News, Announcements, and Updates from
The Recovery Project


The Centers for Disease Control and Prevention (CDC) has reported that over 17 million people in the U.S. have contracted COVID-19. The majority of those infected have been able to eventually recover, researchers are beginning to understand that the effects of COVID-19 do not always stop when a patient has recovered from the acute illness.  In fact, according to a recent study in The Journal of the American Medical Association, an estimated 10% of patients become “long-haulers.”

What is a Long-Hauler?

The term long-hauler is used to refer to the numerous people in the United States who have lingering or delayed symptoms from COVID-19.  Though we are still learning about the long-term effects, early studies concluded that 50%-80% of patients studied continue to suffer from symptoms even after a subsequent viral test comes back negative for the virus.  These symptoms commonly include cough, fatigue, joint and chest pain, brain fog, muscle weakness and numbness, headaches, depression and shortness of breath.

What is puzzling to physicians is that there is currently no way to predict who these long-haulers might be.  For many other illnesses, those who spend time in intensive care with severe symptoms can expect to have lingering effects.  But COVID-19 patients, many long-haulers initially experienced mild to moderate symptoms of the disease that did not require hospitalization.  

Two groups of Patients:

It can not be predicted who is more likely to become a long-hauler, scientist are putting patients wo have persistent symptoms into two groups.
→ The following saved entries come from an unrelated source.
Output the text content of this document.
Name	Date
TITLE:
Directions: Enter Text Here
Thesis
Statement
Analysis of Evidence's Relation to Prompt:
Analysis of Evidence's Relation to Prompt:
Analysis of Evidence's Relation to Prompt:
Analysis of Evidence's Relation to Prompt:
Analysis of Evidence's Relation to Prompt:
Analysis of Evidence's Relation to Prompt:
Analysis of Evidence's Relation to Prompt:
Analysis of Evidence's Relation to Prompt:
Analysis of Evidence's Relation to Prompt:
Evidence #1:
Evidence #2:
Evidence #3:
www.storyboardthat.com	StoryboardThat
The first group are patients whose symptoms suggest permanent damage to their lunges, heart, brain or other organs.  This damage may in turn affect the ability of their body to function normally.  The second group continue to experience symptoms, but without apparent damage to vital organs.  Unfortunately, as Anthony Fauci, M.D., director of the National Institute of Health’s National Institute of Allergy and Infectious Diseases, has reported, “ it can take months to a year or more to know whether lingering OCVID-19 symptoms could be a chronic illness.”
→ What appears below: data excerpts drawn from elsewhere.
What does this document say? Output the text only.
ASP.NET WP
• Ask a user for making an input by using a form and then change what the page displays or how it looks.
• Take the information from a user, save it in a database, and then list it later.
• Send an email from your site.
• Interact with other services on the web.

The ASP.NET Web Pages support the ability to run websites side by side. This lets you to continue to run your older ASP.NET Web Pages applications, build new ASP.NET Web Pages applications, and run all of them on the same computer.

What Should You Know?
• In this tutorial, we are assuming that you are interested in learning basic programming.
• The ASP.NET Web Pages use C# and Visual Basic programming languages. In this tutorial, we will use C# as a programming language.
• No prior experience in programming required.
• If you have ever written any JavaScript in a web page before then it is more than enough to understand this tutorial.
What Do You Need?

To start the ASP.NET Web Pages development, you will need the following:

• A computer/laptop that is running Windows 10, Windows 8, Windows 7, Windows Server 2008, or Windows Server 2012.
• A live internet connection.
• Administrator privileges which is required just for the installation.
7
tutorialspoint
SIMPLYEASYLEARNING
How can rehabilitation help?

People who are recovering from severe illness or who have long-haulers COVID, may require rehabilitation to manage the aftereffects of COVID -19.  According to the World Health Organization (WHO) , these could include:

  • Lung damage
  • Heart damage or inflammation, such as myocarditis or pericarditis
  • Cognitive impairments that affect memory or concentration
  • Conditions that affect the blood vessels, such as clotting
  • Lasting effects from complications, such as heart attacks, stroke or pulmonary embolism
  • Anxiety, depression, or trauma
  • Muscle or joint pain
  • Chronic fatigue
  • Muscle weakness due to the prolong rest

Some people may need physical rehabilitation to help them resume normal activities after staying in the hospital or following periods of prolong isolation.  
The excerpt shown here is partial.